More people have been infected with measles in the United States during the first four months of this year than in the first four months of the past 18 years, according to the Centers for Disease Control and Prevention.
According to the CDC’s Morbidity and Mortality Weekly Report, 13 outbreaks and 129 cases have been recorded this year.
“Because of the success of the measles vaccine, many clinicians have never seen measles and may not be able to recognize its features,” Dr. Julia Sammons wrote in a commentary published Thursday in Annals of Internal Medicine.
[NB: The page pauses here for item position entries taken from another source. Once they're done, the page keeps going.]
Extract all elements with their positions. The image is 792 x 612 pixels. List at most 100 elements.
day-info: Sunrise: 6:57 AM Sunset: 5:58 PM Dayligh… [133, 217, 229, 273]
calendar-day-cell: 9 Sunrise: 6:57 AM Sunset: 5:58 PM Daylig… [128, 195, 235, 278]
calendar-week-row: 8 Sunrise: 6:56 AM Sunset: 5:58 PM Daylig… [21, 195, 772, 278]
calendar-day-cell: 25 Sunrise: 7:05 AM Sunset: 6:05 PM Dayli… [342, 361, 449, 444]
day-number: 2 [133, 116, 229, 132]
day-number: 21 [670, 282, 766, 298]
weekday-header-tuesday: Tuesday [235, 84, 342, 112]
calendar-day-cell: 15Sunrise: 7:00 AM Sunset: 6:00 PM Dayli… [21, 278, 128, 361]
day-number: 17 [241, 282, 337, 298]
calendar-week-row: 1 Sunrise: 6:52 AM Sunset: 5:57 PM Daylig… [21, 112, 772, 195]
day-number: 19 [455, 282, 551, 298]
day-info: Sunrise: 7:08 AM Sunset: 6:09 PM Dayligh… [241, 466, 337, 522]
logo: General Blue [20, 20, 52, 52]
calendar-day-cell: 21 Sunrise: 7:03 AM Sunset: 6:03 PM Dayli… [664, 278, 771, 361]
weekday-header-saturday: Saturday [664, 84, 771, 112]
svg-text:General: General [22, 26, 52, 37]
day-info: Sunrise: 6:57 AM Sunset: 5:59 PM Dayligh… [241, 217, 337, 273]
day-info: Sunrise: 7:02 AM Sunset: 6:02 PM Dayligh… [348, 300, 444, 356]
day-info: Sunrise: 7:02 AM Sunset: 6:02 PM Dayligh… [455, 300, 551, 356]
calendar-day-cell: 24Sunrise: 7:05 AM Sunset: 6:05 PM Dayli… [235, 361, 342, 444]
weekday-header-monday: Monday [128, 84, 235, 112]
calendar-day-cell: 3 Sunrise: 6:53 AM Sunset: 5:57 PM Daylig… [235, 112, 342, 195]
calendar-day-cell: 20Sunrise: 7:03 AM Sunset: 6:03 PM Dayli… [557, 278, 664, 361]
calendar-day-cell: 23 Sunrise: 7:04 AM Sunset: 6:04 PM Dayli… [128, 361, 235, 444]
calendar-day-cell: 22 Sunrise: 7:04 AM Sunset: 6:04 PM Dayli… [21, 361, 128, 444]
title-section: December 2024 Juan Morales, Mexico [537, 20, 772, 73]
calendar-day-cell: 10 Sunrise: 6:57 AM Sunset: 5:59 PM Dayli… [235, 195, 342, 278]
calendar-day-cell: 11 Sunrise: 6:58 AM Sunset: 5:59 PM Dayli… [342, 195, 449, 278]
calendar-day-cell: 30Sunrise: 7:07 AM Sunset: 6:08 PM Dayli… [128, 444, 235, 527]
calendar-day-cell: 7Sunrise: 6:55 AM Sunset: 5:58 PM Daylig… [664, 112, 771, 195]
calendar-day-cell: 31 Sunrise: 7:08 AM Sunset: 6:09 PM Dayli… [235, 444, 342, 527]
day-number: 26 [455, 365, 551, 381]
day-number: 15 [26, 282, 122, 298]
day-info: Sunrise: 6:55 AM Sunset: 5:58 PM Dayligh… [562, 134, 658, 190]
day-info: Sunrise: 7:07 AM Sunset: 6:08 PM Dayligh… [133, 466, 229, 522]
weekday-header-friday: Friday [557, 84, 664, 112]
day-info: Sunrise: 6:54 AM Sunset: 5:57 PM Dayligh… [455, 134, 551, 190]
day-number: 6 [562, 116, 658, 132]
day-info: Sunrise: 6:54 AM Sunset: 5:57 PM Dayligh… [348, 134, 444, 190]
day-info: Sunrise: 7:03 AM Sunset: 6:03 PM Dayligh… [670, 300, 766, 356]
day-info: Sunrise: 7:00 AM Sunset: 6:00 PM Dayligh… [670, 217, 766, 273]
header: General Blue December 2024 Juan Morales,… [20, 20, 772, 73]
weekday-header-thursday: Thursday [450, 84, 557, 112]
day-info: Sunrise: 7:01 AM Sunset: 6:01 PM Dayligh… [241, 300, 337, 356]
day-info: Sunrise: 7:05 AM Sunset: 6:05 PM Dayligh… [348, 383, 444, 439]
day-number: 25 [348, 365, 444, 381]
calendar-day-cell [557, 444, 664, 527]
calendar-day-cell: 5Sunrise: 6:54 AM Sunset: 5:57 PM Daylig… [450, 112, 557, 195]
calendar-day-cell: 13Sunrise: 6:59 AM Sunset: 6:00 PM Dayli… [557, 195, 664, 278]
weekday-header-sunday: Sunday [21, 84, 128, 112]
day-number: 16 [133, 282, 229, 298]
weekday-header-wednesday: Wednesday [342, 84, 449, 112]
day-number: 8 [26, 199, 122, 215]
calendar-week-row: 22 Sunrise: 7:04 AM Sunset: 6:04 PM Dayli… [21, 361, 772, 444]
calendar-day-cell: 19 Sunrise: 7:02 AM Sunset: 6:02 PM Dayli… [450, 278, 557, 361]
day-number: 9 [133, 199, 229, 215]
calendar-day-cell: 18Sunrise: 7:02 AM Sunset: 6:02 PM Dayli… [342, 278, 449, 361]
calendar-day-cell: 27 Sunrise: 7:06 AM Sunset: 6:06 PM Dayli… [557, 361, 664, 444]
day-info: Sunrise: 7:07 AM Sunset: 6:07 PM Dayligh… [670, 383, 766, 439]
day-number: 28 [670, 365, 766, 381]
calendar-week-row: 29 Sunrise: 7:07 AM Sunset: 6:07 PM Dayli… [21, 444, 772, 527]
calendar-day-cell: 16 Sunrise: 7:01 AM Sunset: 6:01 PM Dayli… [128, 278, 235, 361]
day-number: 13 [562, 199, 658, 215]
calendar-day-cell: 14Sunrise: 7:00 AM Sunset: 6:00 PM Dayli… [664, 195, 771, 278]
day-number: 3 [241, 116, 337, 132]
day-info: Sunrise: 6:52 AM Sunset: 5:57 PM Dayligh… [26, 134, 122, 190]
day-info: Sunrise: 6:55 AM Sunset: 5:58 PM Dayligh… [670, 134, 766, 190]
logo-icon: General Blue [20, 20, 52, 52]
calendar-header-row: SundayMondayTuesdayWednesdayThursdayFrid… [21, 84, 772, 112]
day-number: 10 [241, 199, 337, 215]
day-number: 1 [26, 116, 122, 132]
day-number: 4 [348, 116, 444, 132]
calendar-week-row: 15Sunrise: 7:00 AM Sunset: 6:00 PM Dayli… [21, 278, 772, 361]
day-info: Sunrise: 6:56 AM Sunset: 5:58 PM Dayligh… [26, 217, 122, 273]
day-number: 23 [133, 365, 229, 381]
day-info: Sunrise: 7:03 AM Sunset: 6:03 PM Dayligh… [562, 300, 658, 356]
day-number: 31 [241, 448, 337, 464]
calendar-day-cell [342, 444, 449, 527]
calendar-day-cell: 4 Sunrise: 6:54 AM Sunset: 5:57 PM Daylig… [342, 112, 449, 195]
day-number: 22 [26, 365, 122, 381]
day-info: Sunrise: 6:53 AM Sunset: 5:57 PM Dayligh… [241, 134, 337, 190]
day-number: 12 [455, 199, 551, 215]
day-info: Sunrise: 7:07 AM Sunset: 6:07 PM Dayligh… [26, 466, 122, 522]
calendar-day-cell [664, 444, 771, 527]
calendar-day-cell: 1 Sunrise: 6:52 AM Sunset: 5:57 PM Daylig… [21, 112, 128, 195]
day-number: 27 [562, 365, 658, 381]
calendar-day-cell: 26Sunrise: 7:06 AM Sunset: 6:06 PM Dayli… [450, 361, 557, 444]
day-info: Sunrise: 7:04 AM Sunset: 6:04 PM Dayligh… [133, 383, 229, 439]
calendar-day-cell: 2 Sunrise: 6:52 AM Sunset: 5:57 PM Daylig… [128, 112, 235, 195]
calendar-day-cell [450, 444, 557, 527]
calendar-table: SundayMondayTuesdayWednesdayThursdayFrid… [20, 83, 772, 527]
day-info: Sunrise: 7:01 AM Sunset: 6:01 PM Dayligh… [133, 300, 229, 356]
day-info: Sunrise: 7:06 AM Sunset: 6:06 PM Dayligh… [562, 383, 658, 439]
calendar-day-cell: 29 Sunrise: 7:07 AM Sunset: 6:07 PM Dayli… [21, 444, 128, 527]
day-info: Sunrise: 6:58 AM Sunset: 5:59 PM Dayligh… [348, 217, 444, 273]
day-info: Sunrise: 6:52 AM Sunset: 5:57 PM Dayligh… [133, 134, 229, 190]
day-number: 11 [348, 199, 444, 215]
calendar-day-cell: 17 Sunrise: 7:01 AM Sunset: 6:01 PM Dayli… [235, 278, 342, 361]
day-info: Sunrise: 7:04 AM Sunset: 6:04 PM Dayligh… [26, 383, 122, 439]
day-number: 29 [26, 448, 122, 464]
Measles is one of the most contagious infectious diseases. Symptoms include: fever, cough and conjunctivitis and rash. In rare cases, measles can lead to pneumonia and brain infections, which can be fatal.
For most of the last decade, the nation only saw 60 cases a year. But since 2010, the average has jumped to nearly 160.
There has been a small, but growing, trend of parents seeking exemptions for their children from school-entry vaccination requirements for religious or philosophical reasons. Other parents have tried to space out, or delay, measles vaccinations because of fears that the shot will trigger autism or other problems. Does this remind of Jenny McCarthy vs. Science?
Measles outbreaks are more common in communities where such beliefs are more common, experts say. “It’s often concentrated there. Folks who think similarly tend to live in the same neighborhood or attend the same religious organization,” Schaffner said.
The CDC recommends that children get two doses of the measles vaccine beginning at 12 months, with the second dose between the ages of 4 and 6 years old. Infants 6 to 11 months old should get the vaccine before international travel.
Also, the CDC recommends that all U.S. residents born after 1956 ensure that they are still immune to measles or receive a new MMR vaccination, particularly if they expect to travel outside North or South America.